Escape from the Horrors of War
On the morning of 29 January 1945 Ludwig von Waldenfels was totally against leaving Panwitz. Being a former WW1 officer of the Bavarian army, he planned to hide in the forests of Panwitz and armed with a pistol intended to sacrifice his life if necessary. His wife Anna knew how to curtail such dramatic, but senseless undertaking and with gentle force manoeuvred him into the waiting car.
The population of East Brandenburg (to which Panwitz belonged) experienced all the brutalities of the Russian hordes. The people percentage-wise paid the highest blood tribute rendered in 1945 at their expulsion from the German eastern provinces. In Rogsen alone, a village of 761 inhabitants 10 km south of Panwitz, a dozen men were shot and on the night of 29 January 1945 forty brutally raped women and girls committed suicide. Already in the afternoon of the same day, Soviet artillery shot from Heidemühl and Kupfermühle at a distance of 5km into Meseritz.
For Ludwig and Anna, in view of the military situation, there was only one escape route. It led over icy and snowed-in country lanes via Lagowitz and Brätz to the main connecting road to Schwiebus. With little luggage and the few things on their body, the couple reached after one week of travel Gauting near Munich. There they found first reception at their brother/brother-in-law Ernst von Waldenfels (1877 – 1955). He was a bank chief inspector and lived at 10 Hindenburg Street. He was in charge of money matters before the chaotic times set in. Here they experienced the arrival of the Americans and thus survived the war’s end.

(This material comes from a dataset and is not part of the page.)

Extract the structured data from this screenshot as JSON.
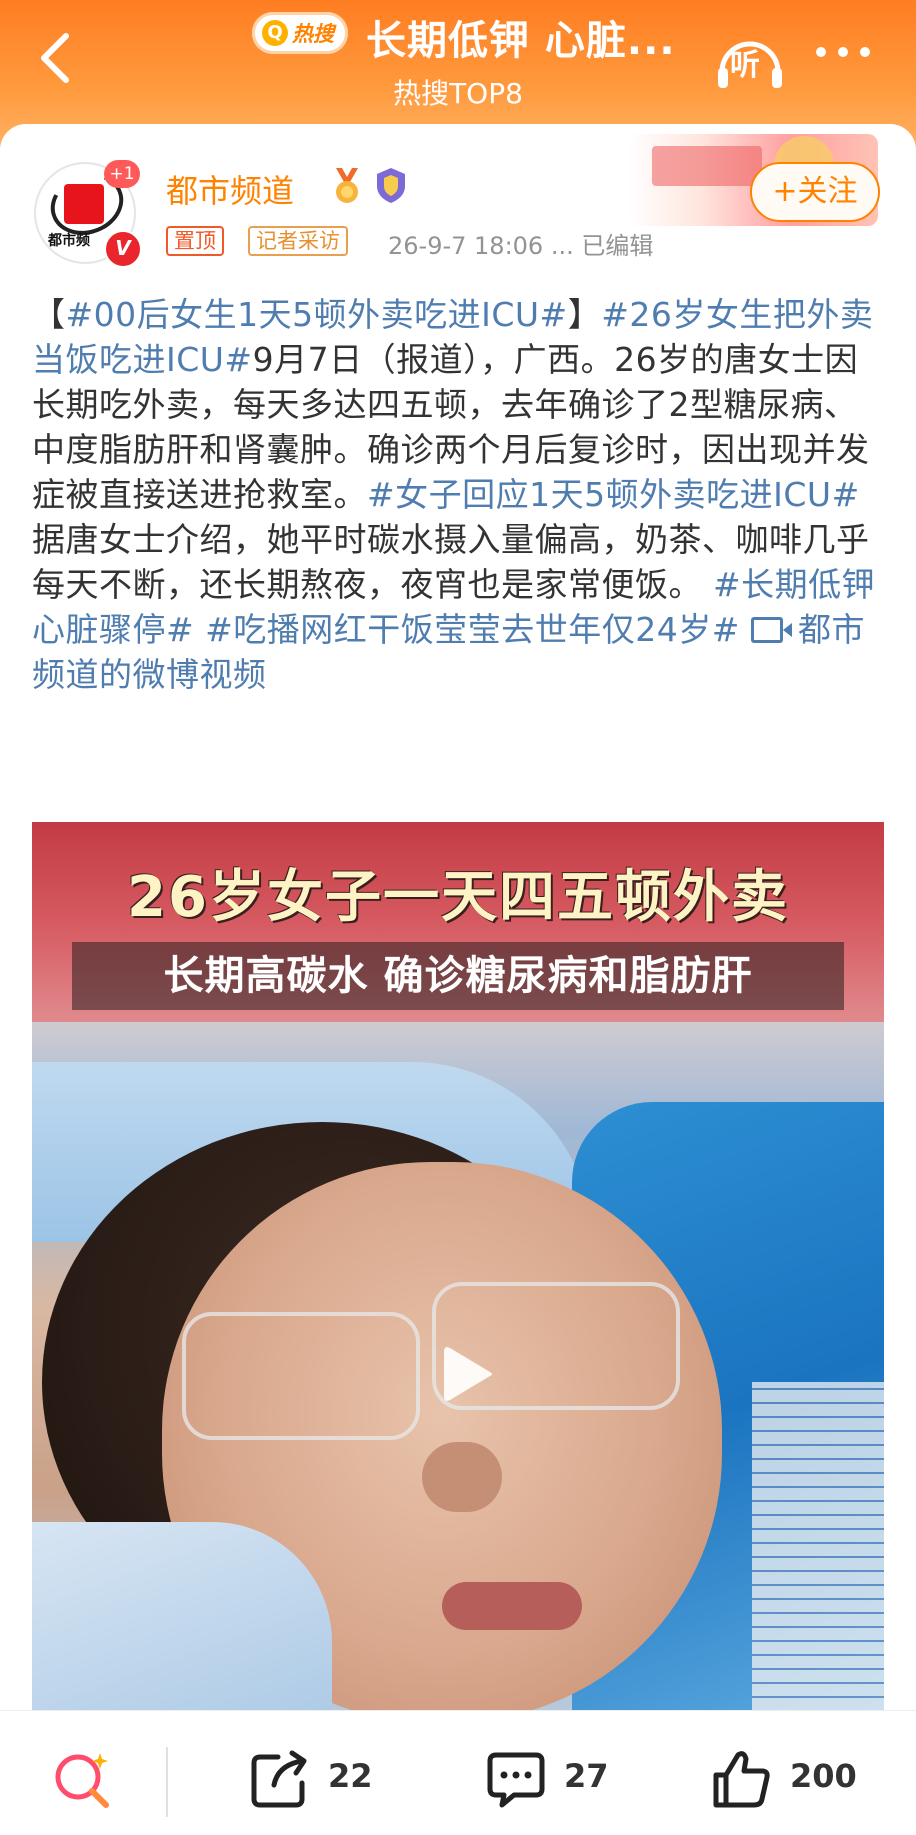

Within just a few hours a life’s work and dream had sunk into oblivion. Only the nostalgic feelings of 18 years of Panwitz and Lagowitz remained, which nobody of the former residence would ever see again. Alive remains the memory of the shadowy gravesite of grandmother Emma Klopp (née Bauer) in the park of the Panwitz estate. Her final resting place was supposed to have become the family gravesite of the Klopp and von Waldenfels clans. The fury of war and the greatest mass expulsion in history had swept all this away.
My Aunt’s Triumphant Coup
With the marriage of her son Fritz Georg with Emilie von Sobieski (after her adoption she had become a von Zychlinski ), the heiress of Panwitz and Castle Lagowitz, Anna had climbed the highest possible rung on the social ladder of the Klopp family. Through an almost incredible stroke of luck and clever manipulation, grandmother Emma, daughter Anna and her offspring had married into an actual castle. From now on they were considered even among distant envious family circles as people ‘in the big chips’. The news about Anna’s grandiose coup made all the jealous gossiping about her Jewish ancestry and her good-for-nothing son freeze. All they could say in a both dubious and admiring tone was, “The grandmother, Anna and her son are now castle owners somewhere in West Prussia”.
With the acquisition of Lagowitz the von Waldenfels estate expanded to an impressive 1000 ha piece of property. Lagowitz (Lagowice) is by way of a dirt road a mere 3 km distance away from Panwitz. At the eastern village entrance stood the stately manor inside a park. The country castle was built sometime between 1850 and 1860 in the typical Windsor-Gothic style with its stylistically typical little towers and turrets. In 1995 the author of the Klopp family history, Eberhard Klopp, a distant cousin of mine, found nothing but a few remnants of the ruins of a once magnificent building.
Supposedly the Red Army had set it on fire in 1945. The Polish villagers reported the blowing up of the remaining ruins in 1947, when most of them had just arrived from East Poland to settle in this now Polish territory. Even though there was much information available about the still existing wooden church (built around 1550) in Lagowitz, the author could not find anything on the inherited castle of Emil von Zychlinski (1852-1922). At the castle entrance was supposed to have been a nepomuk-column . Today there is on a base a statue of Virgin Mary. Behind it there are the former state farm buildings, stables and granaries, which were after 50 years in run-down and dilapidated conditions. Opposite to the former castle entrance and the statue, two ‘socialist’ buildings are located, in which live the approximate 30 families of the personell of the communication centre of the Polish army (1995).